Chapter One Thousand Four Hundred Eighty-Seven
20th April 1962
Mitte, Berlin
There were times when Maria was reminded of just how much Zella had inherited from Emil. Unfortunately, those aspects of him could be incredibly aggravating when they were displayed by their daughter. Maria would have thought that she would be used to it after twenty-one years, but Zella always seemed to find some new way to be infuriating and worrisome in equal turns.
This time a strange story had broken about how an outraged housewife near the University’s Humboldt Campus had been arrested after savagely attacking her husband, a Classics Professor, with a mallet after she had learned of his infidelity. Apparently, she had rather effectively removed her husband from gene pool. It had been regarded with a great deal of humor by the Metro Desk and they had played up that angle. Zella had been gleeful at first as word about the story spread. But later, something about her reaction reminded Maria of the times that Emil had started something only to watch it get out of hand. The police were investigating the matter and there was word that the University of Berlin was conducting a review of its policies regarding fraternization between students and faculty as well. Maria didn’t need to make too many leaps of logic to figure out what Zella’s involvement must have been.
Because the dormitories were undergoing their quarterly fumigation over Easter, Zella was staying at home over the Easter Holiday. Though Maria got the impression that her daughter was hiding in the house, waiting for the trouble she had caused this time to go away. That meant that Maria couldn’t avoid her and that made processing the events of the previous months more difficult than it would have been otherwise. As much as Maria hated to admit it, Zella was easier to deal with when the option of her going back to the dormitory existed.
At the moment, Zella had a pencil in her hand sketching something in a notebook while humming to herself. That was something that she had done since she was a little girl and Maria found it a small mercy that it was an aspect of her that had not changed. Zella was ignoring the television which was on the Evening News at a time when Maria was finding that she couldn’t ignore it. Videos of fighting in Korea was being played along with graphics showing the regions affected. There was also word that the Luftwaffe, Kaiserliche Marine along with the Korean Air Force had announced that they were starting an air campaign in the coming days. Weighing on Maria was not just how the Berliner Tageblatt was going to cover it but how her son Walter was sixteen. If this went on for too long and the Government reinstituted conscription, then there was a good chance that he could get caught up in that mess. There was also the social pressure that he was under. As the son of a Markgraf and Field Marshal, Walter could easily be compelled to do something stupid. Because he lacked his older sister’s pigheaded nature, Maria was worried that it could easily happen.

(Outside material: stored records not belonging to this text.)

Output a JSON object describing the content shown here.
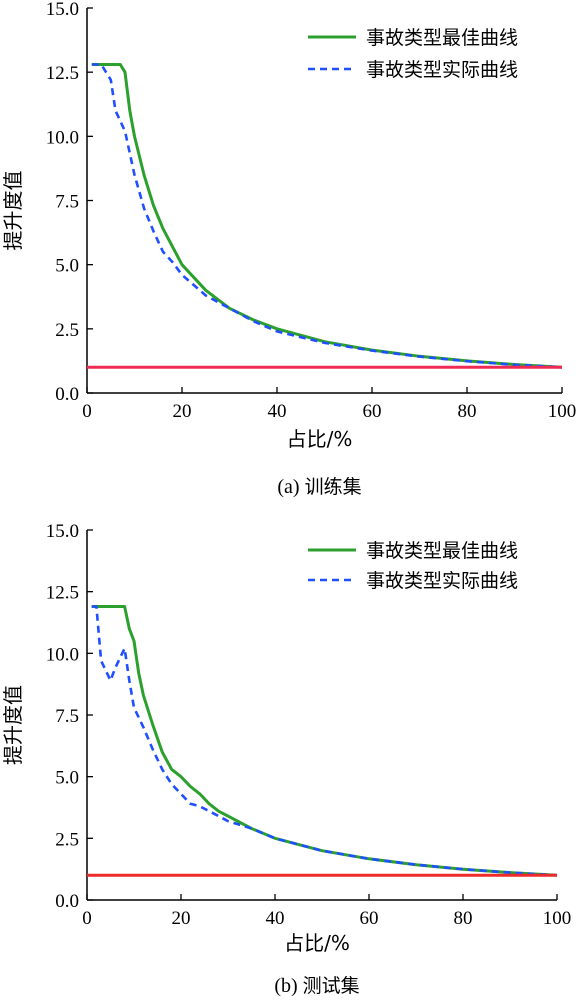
{
  "chart_data": [
    {
      "type": "line",
      "xlabel": "占比/%",
      "ylabel": "提升度值",
      "caption_prefix": "(a)",
      "caption": "训练集",
      "xlim": [
        0,
        100
      ],
      "ylim": [
        0,
        15
      ],
      "xticks": [
        "0",
        "20",
        "40",
        "60",
        "80",
        "100"
      ],
      "yticks": [
        "0.0",
        "2.5",
        "5.0",
        "7.5",
        "10.0",
        "12.5",
        "15.0"
      ],
      "legend_position": "top-right",
      "series": [
        {
          "name": "事故类型最佳曲线",
          "color": "#2ca02c",
          "style": "solid",
          "x": [
            1,
            7,
            8,
            9,
            10,
            12,
            14,
            16,
            18,
            20,
            25,
            30,
            35,
            40,
            50,
            60,
            70,
            80,
            90,
            100
          ],
          "y": [
            12.8,
            12.8,
            12.5,
            11.0,
            10.0,
            8.5,
            7.3,
            6.4,
            5.7,
            5.0,
            4.0,
            3.3,
            2.85,
            2.5,
            2.0,
            1.67,
            1.43,
            1.25,
            1.11,
            1.0
          ]
        },
        {
          "name": "事故类型实际曲线",
          "color": "#1f4fff",
          "style": "dashed",
          "x": [
            1,
            3,
            5,
            6,
            8,
            10,
            12,
            14,
            16,
            18,
            20,
            25,
            30,
            35,
            40,
            50,
            60,
            70,
            80,
            90,
            100
          ],
          "y": [
            12.8,
            12.8,
            12.2,
            11.0,
            10.2,
            8.5,
            7.2,
            6.3,
            5.5,
            5.1,
            4.6,
            3.8,
            3.3,
            2.8,
            2.4,
            1.95,
            1.65,
            1.42,
            1.24,
            1.1,
            1.0
          ]
        },
        {
          "name": "",
          "color": "#ee2a55",
          "style": "solid",
          "x": [
            0,
            100
          ],
          "y": [
            1.0,
            1.0
          ]
        }
      ]
    },
    {
      "type": "line",
      "xlabel": "占比/%",
      "ylabel": "提升度值",
      "caption_prefix": "(b)",
      "caption": "测试集",
      "xlim": [
        0,
        100
      ],
      "ylim": [
        0,
        15
      ],
      "xticks": [
        "0",
        "20",
        "40",
        "60",
        "80",
        "100"
      ],
      "yticks": [
        "0.0",
        "2.5",
        "5.0",
        "7.5",
        "10.0",
        "12.5",
        "15.0"
      ],
      "legend_position": "top-right",
      "series": [
        {
          "name": "事故类型最佳曲线",
          "color": "#2ca02c",
          "style": "solid",
          "x": [
            1,
            8,
            9,
            10,
            11,
            12,
            14,
            16,
            18,
            20,
            22,
            24,
            26,
            28,
            30,
            35,
            40,
            50,
            60,
            70,
            80,
            90,
            100
          ],
          "y": [
            11.9,
            11.9,
            11.0,
            10.5,
            9.2,
            8.3,
            7.1,
            6.0,
            5.3,
            5.0,
            4.6,
            4.3,
            3.9,
            3.6,
            3.4,
            2.9,
            2.5,
            2.0,
            1.67,
            1.43,
            1.25,
            1.11,
            1.0
          ]
        },
        {
          "name": "事故类型实际曲线",
          "color": "#1f4fff",
          "style": "dashed",
          "x": [
            1,
            2,
            3,
            5,
            6,
            8,
            9,
            10,
            12,
            14,
            16,
            18,
            20,
            22,
            24,
            26,
            28,
            30,
            35,
            40,
            50,
            60,
            70,
            80,
            90,
            100
          ],
          "y": [
            11.9,
            11.9,
            9.7,
            8.9,
            9.4,
            10.2,
            8.9,
            7.8,
            7.0,
            6.1,
            5.3,
            4.7,
            4.3,
            3.9,
            3.8,
            3.6,
            3.4,
            3.2,
            2.9,
            2.5,
            2.0,
            1.67,
            1.43,
            1.25,
            1.11,
            1.0
          ]
        },
        {
          "name": "",
          "color": "#ee2a2a",
          "style": "solid",
          "x": [
            0,
            100
          ],
          "y": [
            1.0,
            1.0
          ]
        }
      ]
    }
  ]
}
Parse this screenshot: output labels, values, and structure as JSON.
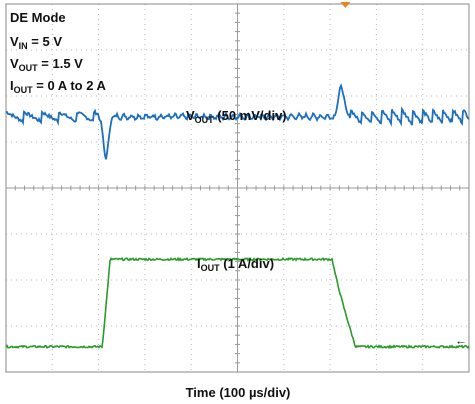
{
  "chart_data": {
    "type": "line",
    "annotations": [
      {
        "main": "DE Mode",
        "sub": "",
        "rest": ""
      },
      {
        "main": "V",
        "sub": "IN",
        "rest": " = 5 V"
      },
      {
        "main": "V",
        "sub": "OUT",
        "rest": " = 1.5 V"
      },
      {
        "main": "I",
        "sub": "OUT",
        "rest": " = 0 A to 2 A"
      }
    ],
    "xlabel": "Time (100 µs/div)",
    "x_divisions": 10,
    "y_divisions": 8,
    "series": [
      {
        "name_main": "V",
        "name_sub": "OUT",
        "name_rest": " (50 mV/div)",
        "color": "#1f6fbf",
        "baseline_div": 5.55,
        "undershoot_div": -0.9,
        "overshoot_div": 0.65
      },
      {
        "name_main": "I",
        "name_sub": "OUT",
        "name_rest": " (1 A/div)",
        "color": "#2a9a2a",
        "low_div": 0.55,
        "high_div": 2.45,
        "rise_start_div": 2.08,
        "rise_end_div": 2.25,
        "fall_start_div": 7.05,
        "fall_end_div": 7.55
      }
    ],
    "trigger_marker": "←",
    "colors": {
      "trigger": "#f08020",
      "grid": "#b8b8b8",
      "frame": "#888888"
    }
  }
}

Mercifully, the news switched to tomorrow’s weather.
Over the Yalu River
They looked like old-fashioned telegraph poles with flames shooting out the bottom. Or at least that was the impression that one had because the damned things moved so fast. Sitting in the cockpit Ben was discovering that he had only seconds to react after the alarm went off when a search radar was detected. None had been fired today, not yet anyway. Then there was the antiaircraft artillery, or it seemed like just anyone on the bank of the river with a rifle. The Chinese Air Force were proving not to be slouches either. The American designed Curtis Goshawk fighters that they flew could just keep up with a Pfeil in level flight but not for long. The Chinese pilots preferred to fly with the minimal fuel and ammunition load to accentuate the Goshawk’s already light wing-loading. The Goshawks carried only two of the heat-seeking missiles named after a sort of rattlesnake endemic to the South-Western American deserts. Ben had only flown a few missions, but he already knew that they only needed one to ruin his day.

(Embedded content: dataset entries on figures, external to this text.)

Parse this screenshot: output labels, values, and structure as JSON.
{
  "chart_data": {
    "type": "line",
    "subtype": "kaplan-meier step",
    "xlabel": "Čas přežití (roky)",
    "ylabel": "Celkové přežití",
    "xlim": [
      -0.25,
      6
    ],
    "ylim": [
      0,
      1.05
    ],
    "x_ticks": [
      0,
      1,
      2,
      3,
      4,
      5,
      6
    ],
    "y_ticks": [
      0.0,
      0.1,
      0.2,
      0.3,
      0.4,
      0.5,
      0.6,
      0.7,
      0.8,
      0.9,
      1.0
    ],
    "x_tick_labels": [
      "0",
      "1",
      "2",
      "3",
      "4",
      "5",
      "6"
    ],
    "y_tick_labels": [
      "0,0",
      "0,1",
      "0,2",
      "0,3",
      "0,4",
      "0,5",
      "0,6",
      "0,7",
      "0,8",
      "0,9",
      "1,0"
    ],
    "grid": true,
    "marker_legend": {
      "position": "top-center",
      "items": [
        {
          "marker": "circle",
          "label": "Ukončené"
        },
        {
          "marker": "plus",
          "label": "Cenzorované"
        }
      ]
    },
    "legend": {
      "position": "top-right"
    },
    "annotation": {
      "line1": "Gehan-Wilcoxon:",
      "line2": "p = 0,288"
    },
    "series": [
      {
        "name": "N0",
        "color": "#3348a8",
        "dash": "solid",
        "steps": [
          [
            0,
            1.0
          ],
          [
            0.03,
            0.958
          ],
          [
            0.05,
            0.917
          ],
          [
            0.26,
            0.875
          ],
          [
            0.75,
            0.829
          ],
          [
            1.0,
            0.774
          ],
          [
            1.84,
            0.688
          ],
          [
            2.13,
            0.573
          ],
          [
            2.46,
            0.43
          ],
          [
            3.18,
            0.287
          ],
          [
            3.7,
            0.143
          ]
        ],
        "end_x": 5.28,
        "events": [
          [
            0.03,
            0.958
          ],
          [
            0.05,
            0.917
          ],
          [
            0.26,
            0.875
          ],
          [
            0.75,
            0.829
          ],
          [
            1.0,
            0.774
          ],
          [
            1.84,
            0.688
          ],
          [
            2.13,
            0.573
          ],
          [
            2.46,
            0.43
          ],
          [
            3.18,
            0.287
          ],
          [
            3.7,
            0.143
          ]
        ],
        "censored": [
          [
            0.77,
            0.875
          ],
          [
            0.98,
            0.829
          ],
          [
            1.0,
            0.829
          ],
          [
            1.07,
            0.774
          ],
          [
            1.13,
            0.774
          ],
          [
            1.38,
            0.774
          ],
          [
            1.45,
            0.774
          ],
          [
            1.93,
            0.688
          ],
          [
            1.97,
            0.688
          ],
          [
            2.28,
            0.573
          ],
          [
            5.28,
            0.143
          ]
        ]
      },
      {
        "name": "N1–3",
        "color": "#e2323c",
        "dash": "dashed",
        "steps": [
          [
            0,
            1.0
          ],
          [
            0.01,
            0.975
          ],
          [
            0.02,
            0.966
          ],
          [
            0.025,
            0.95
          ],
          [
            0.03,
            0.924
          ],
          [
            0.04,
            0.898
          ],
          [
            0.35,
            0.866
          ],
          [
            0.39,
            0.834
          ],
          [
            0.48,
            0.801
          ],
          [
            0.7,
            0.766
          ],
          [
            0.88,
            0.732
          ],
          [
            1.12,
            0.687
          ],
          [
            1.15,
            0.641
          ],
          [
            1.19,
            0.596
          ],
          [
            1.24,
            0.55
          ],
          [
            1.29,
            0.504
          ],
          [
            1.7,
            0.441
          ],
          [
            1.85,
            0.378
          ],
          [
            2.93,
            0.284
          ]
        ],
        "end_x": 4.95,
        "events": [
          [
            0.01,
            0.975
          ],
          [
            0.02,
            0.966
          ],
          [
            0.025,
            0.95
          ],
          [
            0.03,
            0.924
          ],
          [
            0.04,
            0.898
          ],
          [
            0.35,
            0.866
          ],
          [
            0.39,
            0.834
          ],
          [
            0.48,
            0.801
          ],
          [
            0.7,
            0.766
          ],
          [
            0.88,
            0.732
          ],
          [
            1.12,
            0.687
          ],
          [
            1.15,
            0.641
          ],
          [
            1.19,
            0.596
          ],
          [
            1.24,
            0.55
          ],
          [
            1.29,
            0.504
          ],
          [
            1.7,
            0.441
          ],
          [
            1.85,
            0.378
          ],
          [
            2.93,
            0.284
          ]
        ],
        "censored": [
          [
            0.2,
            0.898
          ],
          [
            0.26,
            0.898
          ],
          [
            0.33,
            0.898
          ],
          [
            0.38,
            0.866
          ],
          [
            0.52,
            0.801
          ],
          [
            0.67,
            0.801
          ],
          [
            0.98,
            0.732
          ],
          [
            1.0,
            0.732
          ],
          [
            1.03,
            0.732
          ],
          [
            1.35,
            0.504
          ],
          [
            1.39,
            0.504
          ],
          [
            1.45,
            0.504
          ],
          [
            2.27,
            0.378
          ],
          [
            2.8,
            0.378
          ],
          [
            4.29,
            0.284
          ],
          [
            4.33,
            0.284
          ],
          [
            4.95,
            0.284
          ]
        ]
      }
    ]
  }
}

What that meant in practice was that the Goshawk could be outpaced under any other scenario other than the one that they were currently flying. The bridges over the Yalu River had been deemed primary targets of SKG 18 as soon as they had landed in Korea. There were only so many attack vectors on those bridges and it seemed like they were all heavily defended. And the Chinese built Goshawks would be covering the likely approaches.

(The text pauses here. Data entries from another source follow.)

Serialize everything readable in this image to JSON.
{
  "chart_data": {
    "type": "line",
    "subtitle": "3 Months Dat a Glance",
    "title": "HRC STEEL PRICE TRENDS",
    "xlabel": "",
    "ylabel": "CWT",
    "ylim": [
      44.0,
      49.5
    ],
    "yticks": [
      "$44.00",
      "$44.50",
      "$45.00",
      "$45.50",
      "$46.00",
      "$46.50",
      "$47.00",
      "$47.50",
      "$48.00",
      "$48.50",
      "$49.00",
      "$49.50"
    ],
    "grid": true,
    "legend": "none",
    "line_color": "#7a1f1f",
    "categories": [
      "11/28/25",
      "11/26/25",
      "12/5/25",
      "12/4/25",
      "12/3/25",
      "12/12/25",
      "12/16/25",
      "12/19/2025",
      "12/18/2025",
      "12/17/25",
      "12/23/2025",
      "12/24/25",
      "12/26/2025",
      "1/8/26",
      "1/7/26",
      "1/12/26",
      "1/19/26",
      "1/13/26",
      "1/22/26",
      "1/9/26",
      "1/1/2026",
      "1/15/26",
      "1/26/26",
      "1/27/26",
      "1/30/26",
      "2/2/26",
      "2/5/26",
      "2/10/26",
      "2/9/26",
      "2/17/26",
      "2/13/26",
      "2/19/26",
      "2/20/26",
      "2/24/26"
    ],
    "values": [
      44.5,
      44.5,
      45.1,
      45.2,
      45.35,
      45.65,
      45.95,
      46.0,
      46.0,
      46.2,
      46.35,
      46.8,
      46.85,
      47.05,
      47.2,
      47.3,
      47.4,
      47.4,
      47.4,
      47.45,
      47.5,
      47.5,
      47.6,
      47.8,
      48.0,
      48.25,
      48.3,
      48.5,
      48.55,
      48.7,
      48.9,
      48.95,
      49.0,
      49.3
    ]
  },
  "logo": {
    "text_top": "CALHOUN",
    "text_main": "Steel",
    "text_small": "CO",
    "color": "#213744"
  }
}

“Fuck!” Ben heard Wim, whose job it was to run the electronic countermeasures as well as being the Bombardier, exclaim from the back seat as a shell burst off to their left. Unlike the Canadian version of the Pfeil, Arado had gone with a full-length canopy, so Wim had a great view of everything outside and in.
Despite the danger lurking around every corner, Ben was finding Wim to be a bit over-excited at times. He tended to react that way whenever an alarm went off. There was supposed to be a wing of FW-270 Größerer Hühnerhabicht fighters providing top cover this time. Hopefully they would keep the Chinese fighters off then long enough to hit the pontoon bridge that they had been tasked with destroying.
As Ben commenced the attack run, entering a steep dive. Tracers flew past the canopy and Ben felt the plane lurch as the bombs fell away. Turning a hard left, he was crushed into his seat, levelling out, he raced for friendly territory. He had no clue if he had hit the bridge or not.